Há um segundo período de transição, apontado também por Goodson (1990) para o caso de seu estudo na Inglaterra.

O terceiro período indicado pelo autor tem características muito semelhantes para o caso brasileiro. É, contudo, oportuno salientar que os anos de ocorrência de aspectos pontuais desse trajeto, em cada uma das distintas nações, não são correspondentes.

O terceiro momento é o da consolidação da Geografia como disciplina escolar, cujos autores em destaque no Brasil são Delgado de Carvalho e Haroldo de Azevedo. O período é caracterizado pela busca de “treinar futuros cidadãos”, pela preocupação com a qualificação dos professores e o atrelamento da Geografia escolar com a ciência de referência, ainda incipiente no país.

Diversos autores, entre eles Santos (1984), Ferraz (1994) e Rocha (1996), Pontuschka, Paganelli e Cacete (2007), apontam que os anos de 1930 e 1940 é o período de consolidação da Geografia Moderna no ensino da Geografia nacional.

Para esse último momento a seleção do conteúdo da matéria passa a ser determinado por especialistas acadêmicos.
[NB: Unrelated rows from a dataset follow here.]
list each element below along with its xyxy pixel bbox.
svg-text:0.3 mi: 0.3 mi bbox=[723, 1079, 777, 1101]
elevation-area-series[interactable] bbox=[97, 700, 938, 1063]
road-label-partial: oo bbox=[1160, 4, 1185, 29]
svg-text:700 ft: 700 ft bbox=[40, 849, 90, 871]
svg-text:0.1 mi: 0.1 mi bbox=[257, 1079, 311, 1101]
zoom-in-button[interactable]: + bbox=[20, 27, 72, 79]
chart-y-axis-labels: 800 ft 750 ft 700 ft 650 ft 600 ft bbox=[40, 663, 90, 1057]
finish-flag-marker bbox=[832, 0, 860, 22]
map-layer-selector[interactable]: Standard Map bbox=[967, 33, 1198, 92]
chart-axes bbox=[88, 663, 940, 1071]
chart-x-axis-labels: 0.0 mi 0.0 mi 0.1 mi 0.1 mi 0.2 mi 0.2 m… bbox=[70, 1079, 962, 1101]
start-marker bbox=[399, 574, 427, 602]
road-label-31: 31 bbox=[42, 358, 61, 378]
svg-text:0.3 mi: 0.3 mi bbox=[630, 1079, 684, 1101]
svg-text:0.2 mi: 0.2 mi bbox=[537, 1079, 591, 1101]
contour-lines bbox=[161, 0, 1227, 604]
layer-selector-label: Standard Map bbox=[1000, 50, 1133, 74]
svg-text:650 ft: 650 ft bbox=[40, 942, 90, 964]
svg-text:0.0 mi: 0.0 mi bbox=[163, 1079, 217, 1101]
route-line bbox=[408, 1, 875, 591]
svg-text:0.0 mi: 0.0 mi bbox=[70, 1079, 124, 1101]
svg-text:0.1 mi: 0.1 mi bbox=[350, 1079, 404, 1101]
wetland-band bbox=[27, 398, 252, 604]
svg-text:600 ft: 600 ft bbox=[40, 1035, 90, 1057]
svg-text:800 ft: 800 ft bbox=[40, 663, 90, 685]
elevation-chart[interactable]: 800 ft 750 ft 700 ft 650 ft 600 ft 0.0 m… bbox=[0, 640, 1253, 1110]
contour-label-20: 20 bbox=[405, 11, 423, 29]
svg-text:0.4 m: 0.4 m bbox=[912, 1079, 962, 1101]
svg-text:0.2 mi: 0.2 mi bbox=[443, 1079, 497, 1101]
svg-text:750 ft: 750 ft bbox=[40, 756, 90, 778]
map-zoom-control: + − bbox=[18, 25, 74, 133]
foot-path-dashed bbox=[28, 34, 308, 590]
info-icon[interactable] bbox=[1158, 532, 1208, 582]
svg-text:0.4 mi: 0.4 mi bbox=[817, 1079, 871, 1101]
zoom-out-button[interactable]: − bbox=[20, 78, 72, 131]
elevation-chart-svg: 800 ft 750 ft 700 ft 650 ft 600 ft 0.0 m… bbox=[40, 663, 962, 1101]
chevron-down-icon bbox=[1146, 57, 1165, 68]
Assim, a Geografia escolar mostra-se influenciada diretamente pela produção da Geografia denominada científica, evidenciando maior associação com o conhecimento científico, com maior independência de direcionamentos de origem pedagógica. (GOODSON, 1990, p. 241)

Para o registro de uma história da Geografia escolar, na perspectiva dos estudos curriculares, teve destaque a permanência de um “modelo” de “Geografia moderna”. Atrelado a esse modelo, foi observado o predomínio de informações factuais e técnicas para a prescrição de conteúdos de ensino.

Com um discurso de valorização da ideia de democracia, da formação de alunos cidadãos e fazendo alusão a um “ensino crítico”, muitas vezes o que encontramos foi um dirigismo ideológico em oposição à pluralidade de visões. Aspecto correlato foi apontado por Moraes em trabalho publicado em documento organizado por Barreto (1995, p. 102), quando analisou exclusivamente propostas curriculares para o ensino fundamental dos estados brasileiros e de algumas capitais do país da década de 1980.

Outro aspecto relevante observado nos documentos oficiais de diferentes períodos históricos foi a manutenção de um discurso que justifica a educação como propagadora compulsória de cidadania. Tal fato traz o risco de tornar o termo “cidadania” apenas um jargão, um conceito banalizado.

Assim, o estudo demonstrou a permanência de temas e pouca clareza nos discursos que buscavam indicações metodológicas ou didáticas, com alguns movimentos de mutação com sucinta variação de matizes. Nos vários períodos de mudanças curriculares, permanecem indicações de atividades didáticas de forma pouco contextualizada, lacônica, como, por exemplo, a visão positiva a respeito de atividades realizadas com trabalhos de campo, aulas práticas, usa de recursos didáticos, mapas e globos.

Sobressai, ainda, a manutenção de discursos que justificam o ensino de geografia no contexto da educação para a cidadania, como nos documentos que marcam os primórdios do processo de escolarização do Brasil.